AGATHE DOS SANTOS (Née en 1991, vit et travaille à Paris)
Agathe Dos Santos collecte des images dans le but de créer un langage presque encyclopédique de par son hétéroclisme et son exhaustivité. Elle travaille par associations, évoluant d’images en images, construisant, déconstruisant, se reposant sur le sens ou sur la matière, isolant ici un détail, le retravaillant parfois plusieurs fois, regroupant des fragments qu’elle transforme ou qu’elle transcrit et qui viennent, parfois au terme de plusieurs manipulations et réemplois, constituer des tableaux de matériaux variés. Ses tableaux sont souvent exposés avec l’ensemble des éléments et des étapes qui ont mené à leur réalisation. De fait chaque tableau au sein de l’assemblage est à la fois surface, contenant et contenu, fraction du réseau bien plus vaste de sa méthode de travail qui, offerte à notre regard, n’est pourtant jamais pleinement saisissable.
Olivier MASMONTEIL (Né en 1973, vit et travaille à St Ouen)
Olivier Masmonteil possède une manière unique d’interpréter le style français dont il revisite les genres picturaux : du portrait au paysage, des natures mortes aux vanités, il se réapproprie l’histoire de l’art pour l’interroger. Compilant, au sein d’une même toile, de multiples références transhistoriques et non hiérarchisées (allant de Courbet jusqu’à des motifs des années trente), Masmonteil questionne également le statut de l’artiste auteur contemporain. En effet, ces juxtapositions de signes et de figures sont le fruit d’un travail exécuté par ses assistants, qu’il coordonne : il revisite ainsi l’atelier académique à l’aune des usages du vingt-et-unième siècle. Catherine Issert a choisi pour cette exposition de présenter des œuvres récentes de Masmonteil, qui traitent particulièrement du thème du paysage.
ANNE NEUKAMP (Née en 1976, vit et travaille à Berlin)

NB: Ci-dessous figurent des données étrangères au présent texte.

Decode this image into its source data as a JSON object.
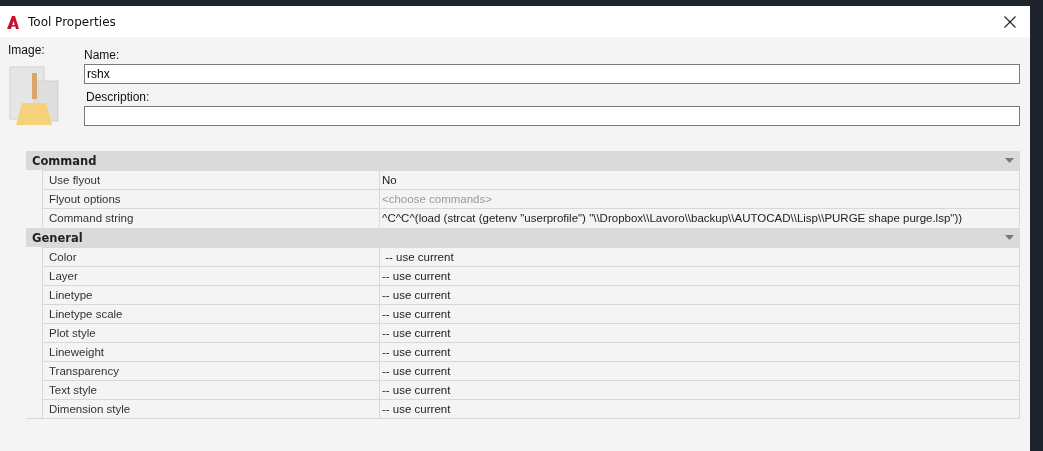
{
  "window": {
    "title": "Tool Properties"
  },
  "image_label": "Image:",
  "name": {
    "label": "Name:",
    "value": "rshx"
  },
  "description": {
    "label": "Description:"
  },
  "sections": [
    {
      "title": "Command",
      "expanded": true,
      "rows": [
        {
          "label": "Use flyout",
          "value": "No",
          "greyed": false
        },
        {
          "label": "Flyout options",
          "value": "<choose commands>",
          "greyed": true
        },
        {
          "label": "Command string",
          "value": "^C^C^(load (strcat (getenv \"userprofile\") \"\\\\Dropbox\\\\Lavoro\\\\backup\\\\AUTOCAD\\\\Lisp\\\\PURGE shape purge.lsp\"))",
          "greyed": false
        }
      ]
    },
    {
      "title": "General",
      "expanded": true,
      "rows": [
        {
          "label": "Color",
          "value": " -- use current",
          "greyed": false
        },
        {
          "label": "Layer",
          "value": "-- use current",
          "greyed": false
        },
        {
          "label": "Linetype",
          "value": "-- use current",
          "greyed": false
        },
        {
          "label": "Linetype scale",
          "value": "-- use current",
          "greyed": false
        },
        {
          "label": "Plot style",
          "value": "-- use current",
          "greyed": false
        },
        {
          "label": "Lineweight",
          "value": "-- use current",
          "greyed": false
        },
        {
          "label": "Transparency",
          "value": "-- use current",
          "greyed": false
        },
        {
          "label": "Text style",
          "value": "-- use current",
          "greyed": false
        },
        {
          "label": "Dimension  style",
          "value": "-- use current",
          "greyed": false
        }
      ]
    }
  ]
}
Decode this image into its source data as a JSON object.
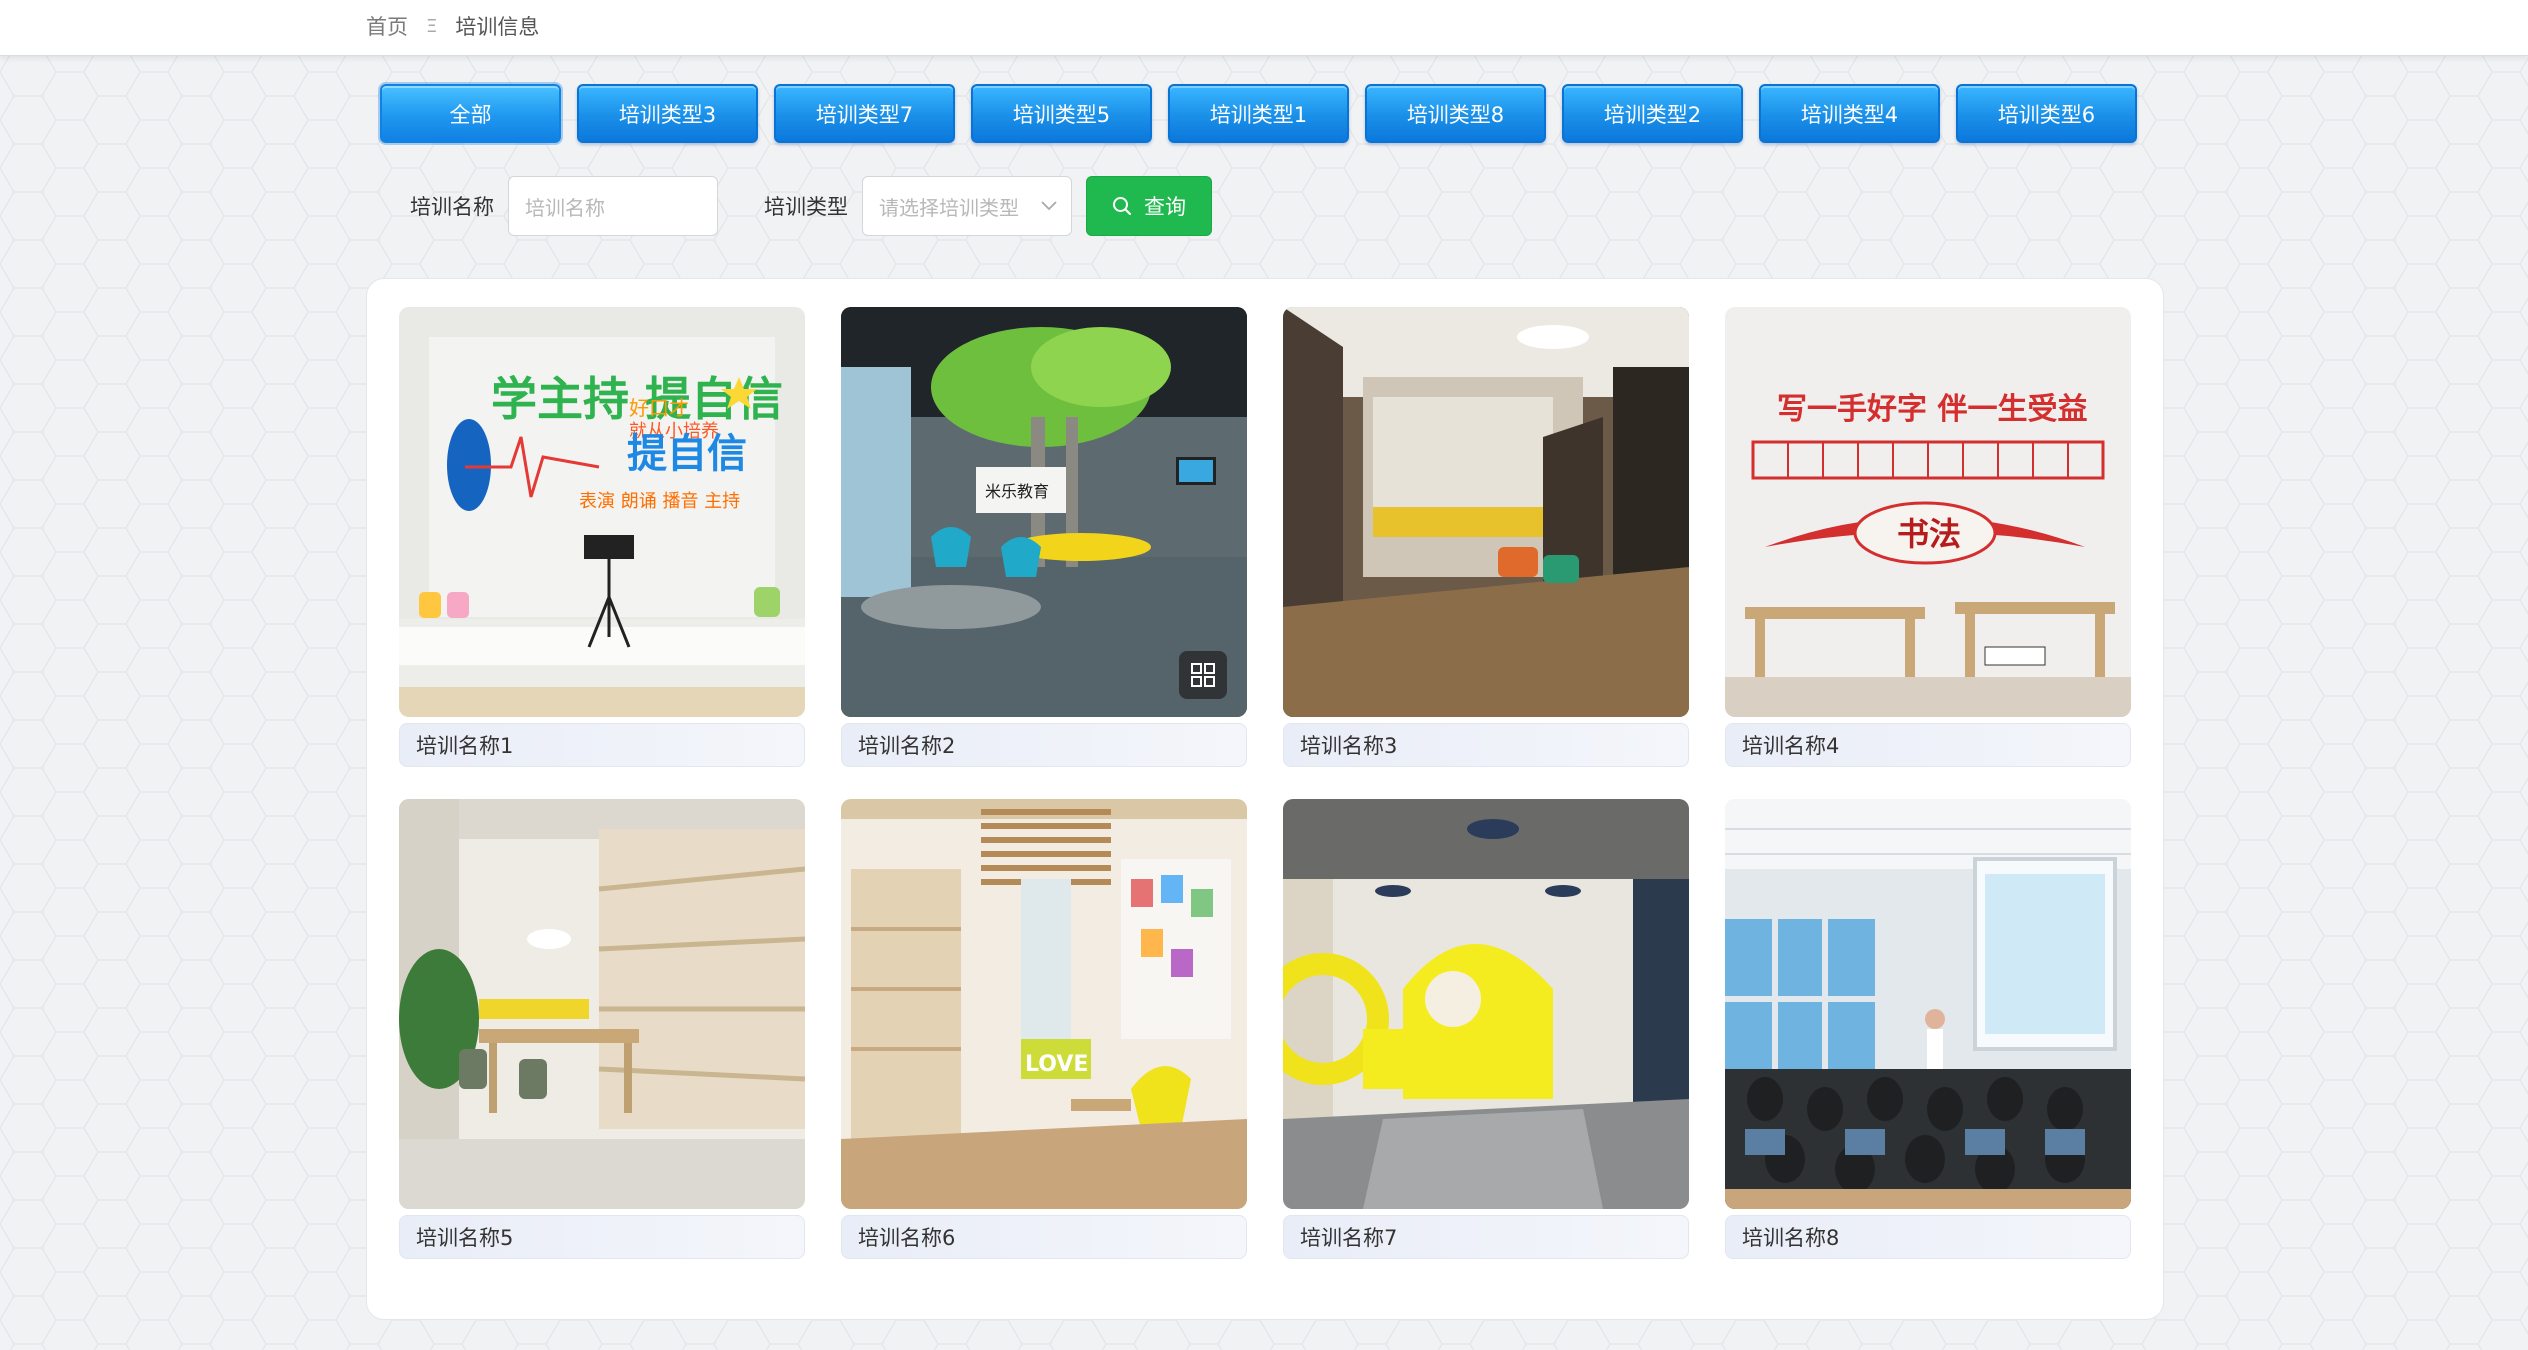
{
  "breadcrumb": {
    "home": "首页",
    "separator": "Ξ",
    "current": "培训信息"
  },
  "tabs": [
    "全部",
    "培训类型3",
    "培训类型7",
    "培训类型5",
    "培训类型1",
    "培训类型8",
    "培训类型2",
    "培训类型4",
    "培训类型6"
  ],
  "search": {
    "name_label": "培训名称",
    "name_placeholder": "培训名称",
    "type_label": "培训类型",
    "type_placeholder": "请选择培训类型",
    "query_label": "查询"
  },
  "cards": [
    {
      "title": "培训名称1",
      "sign": "学主持 提自信"
    },
    {
      "title": "培训名称2",
      "sign": "米乐教育"
    },
    {
      "title": "培训名称3"
    },
    {
      "title": "培训名称4",
      "sign": "写一手好字 伴一生受益",
      "sign2": "书法"
    },
    {
      "title": "培训名称5"
    },
    {
      "title": "培训名称6",
      "sign": "LOVE"
    },
    {
      "title": "培训名称7"
    },
    {
      "title": "培训名称8"
    }
  ],
  "colors": {
    "tab_blue": "#1a8fe8",
    "query_green": "#1fb94f"
  },
  "icons": {
    "search": "search-icon",
    "dropdown": "chevron-down-icon",
    "grid": "grid-icon"
  }
}
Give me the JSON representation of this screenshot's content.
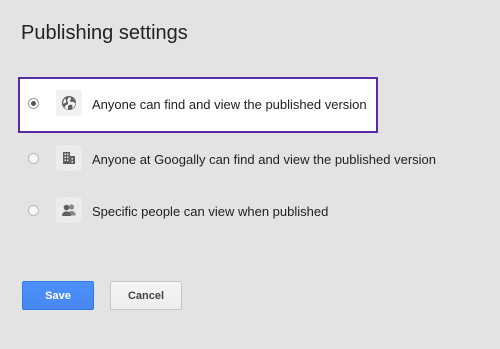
{
  "dialog": {
    "title": "Publishing settings"
  },
  "options": [
    {
      "label": "Anyone can find and view the published version",
      "icon": "globe-icon",
      "selected": true
    },
    {
      "label": "Anyone at Googally can find and view the published version",
      "icon": "building-icon",
      "selected": false
    },
    {
      "label": "Specific people can view when published",
      "icon": "people-icon",
      "selected": false
    }
  ],
  "buttons": {
    "save_label": "Save",
    "cancel_label": "Cancel"
  },
  "colors": {
    "background": "#e3e3e3",
    "selected_border": "#5b2aa8",
    "primary_button": "#4d90fe"
  }
}
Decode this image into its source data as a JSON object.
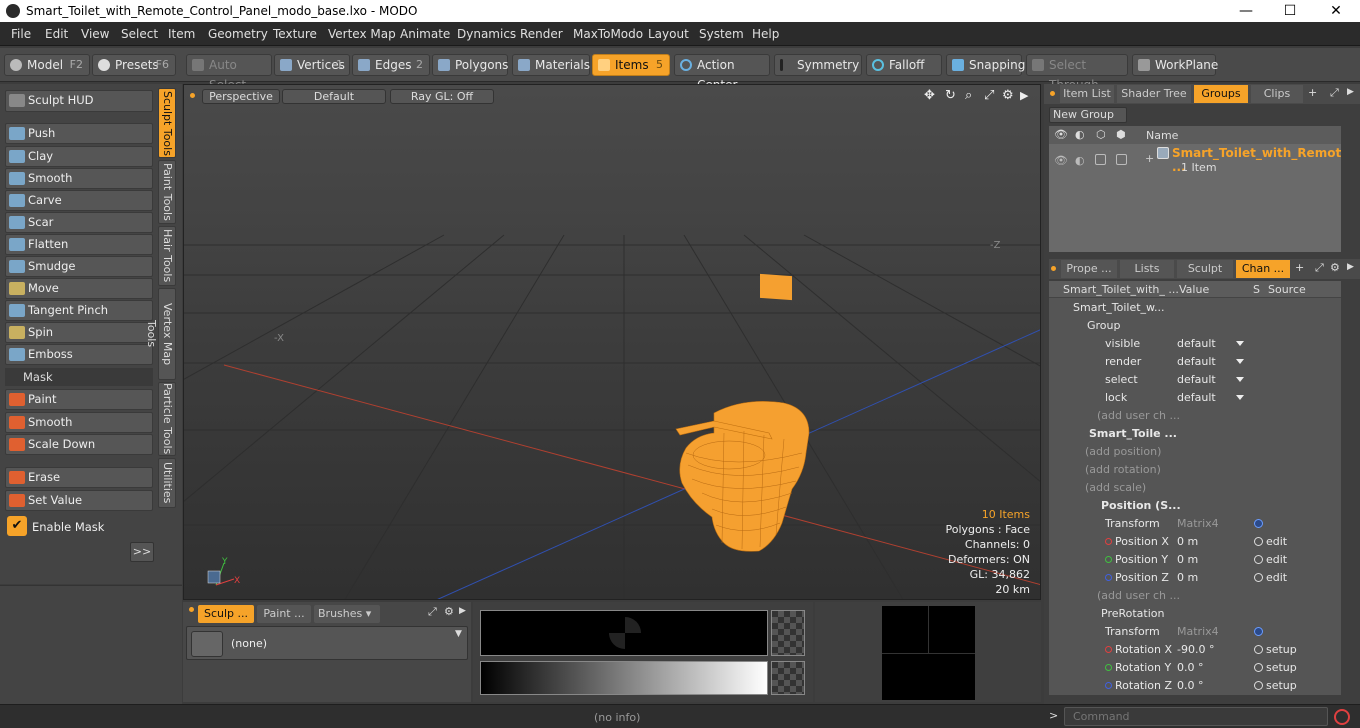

Anne Neukamp collecte un ensemble de logos, schémas et lettrages contemporains qu’elle manipule pour créer des compositions épurées, rappelant par endroits le Pop Art. Manipulé, hybridé ou bien encore détérioré, le signe perd ici son efficacité fonctionnelle — sa fonction première de message — pour devenir motif, ne subsistant qu’en tant que fragment, trace ou silhouette. Anne Neukamp conserve cependant les propriétés numériques de ce vocabulaire graphique : elle imbrique ces motifs aux surfaces planes et aux lignes claires par des basculements de perspective illusionniste. Structurés par la composition picturale, ils se définissent alors comme arrière-plan ou comme figure. En résultent des œuvres oscillant entre surface et profondeur, qui intègrent avec finesse la communication contemporaine dans le champ pictural contemporain.
MARINE WALLON (Née en 1985, vit et travaille à Montreuil)
Entre mémoire, oubli et perte de repères, les œuvres de Marine Wallon ont pour origine des images prélevées, recadrées, issues de films ou d’archives de publicités vantant des destinations touristiques. Surgissement de couleurs et de matières, sa peinture miroite l’existence d’une nature plus ou moins domptée par l’humain. A la manière des Paésines, ces pierres à images issues du calcaire italien qui, une fois tranchées, composent des paysages à l’aspect ruiniforme, elle tranche dans la matière iconographique pour en extraire des images précises. Si elle conserve le point de vue cinématographique de ses captures d’écran, Marine Wallon en brouille les figures au moyen de larges coups de brosse pour composer des œuvres oscillant entre figuration et abstraction.